A new study published in the Journal of Personality indicates that open-minded people literally see things differently than their close-minded counterparts. Openness is measured by creativity, imagination, and willingness to try new things. It is known as the least understood aspect of personality.
The study, “Seeing it both ways: Openness to experience and binocular rivalry suppression” took place at Melbourne University in Australia. 123 participants were surveyed to measure the five major domains of personality, including extroversion, agreeableness, conscientiousness, neuroticism, and openness to experience.
The personality test was followed by a visual test called “binocular rivalry.” In this analysis, each eye is shown a different image. In the present study, one eye was shown a red patch and the other was shown a green patch. Most people react to the test by naturally reducing their focus to only one of the images. However, those who tested high in openness showed an ability to visually perceive both images at once, combining the patches into one unified red-green image.

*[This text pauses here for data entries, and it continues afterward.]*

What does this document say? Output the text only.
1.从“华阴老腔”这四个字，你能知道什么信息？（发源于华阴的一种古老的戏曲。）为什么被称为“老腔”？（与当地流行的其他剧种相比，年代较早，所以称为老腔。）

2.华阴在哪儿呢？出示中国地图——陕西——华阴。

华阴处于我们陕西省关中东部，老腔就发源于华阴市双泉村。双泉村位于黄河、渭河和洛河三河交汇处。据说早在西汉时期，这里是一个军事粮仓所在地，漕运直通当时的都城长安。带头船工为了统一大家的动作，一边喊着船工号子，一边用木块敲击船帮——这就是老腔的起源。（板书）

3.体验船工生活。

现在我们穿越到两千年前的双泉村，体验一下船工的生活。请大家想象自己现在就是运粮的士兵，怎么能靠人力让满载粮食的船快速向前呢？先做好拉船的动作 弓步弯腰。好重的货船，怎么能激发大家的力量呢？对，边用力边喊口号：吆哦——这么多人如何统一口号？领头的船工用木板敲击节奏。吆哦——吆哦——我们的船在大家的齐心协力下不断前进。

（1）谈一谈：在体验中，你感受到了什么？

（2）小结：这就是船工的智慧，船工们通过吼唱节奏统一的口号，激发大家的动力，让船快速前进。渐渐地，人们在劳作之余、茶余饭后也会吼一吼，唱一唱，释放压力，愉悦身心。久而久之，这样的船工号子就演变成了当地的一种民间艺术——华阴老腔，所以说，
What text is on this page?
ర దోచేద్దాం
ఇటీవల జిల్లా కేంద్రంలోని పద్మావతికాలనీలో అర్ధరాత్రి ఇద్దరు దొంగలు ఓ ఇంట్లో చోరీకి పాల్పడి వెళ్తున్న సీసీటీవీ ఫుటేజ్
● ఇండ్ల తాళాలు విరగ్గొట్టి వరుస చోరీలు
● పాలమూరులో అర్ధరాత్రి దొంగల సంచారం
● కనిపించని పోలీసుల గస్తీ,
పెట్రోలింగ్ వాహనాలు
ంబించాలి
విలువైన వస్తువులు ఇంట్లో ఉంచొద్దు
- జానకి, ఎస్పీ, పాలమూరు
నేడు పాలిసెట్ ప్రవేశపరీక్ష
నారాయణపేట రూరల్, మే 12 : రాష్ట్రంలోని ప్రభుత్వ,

The researchers had hypothesized this outcome because high levels of openness have been shown to correlate with creativity. “Because openness reflects the tendency to actively explore information and engages with complex possibilities (DeYoung, 2014), people high in openness may also be more likely to experience creative solutions to the incompatible rivalry stimuli.”
A prior study from 2015 also compared openness with visual perception, suggesting “the general tendency to be open to experience extends to the domain of perception”. This is called “inattentional blindness” and revealed that participants with higher levels of openness were more likely to perceive unexpected visual stimuli, while their less open counterparts were too focused to be aware.
Furthermore, evidence suggests that personality is not a fixed attribute. Meditation especially has been shown to change aspects of behaviour associated with personality, for example, it can make an individual more rational and less anxious. Another study also showed that older adults were able to develop higher openness through cognitive training.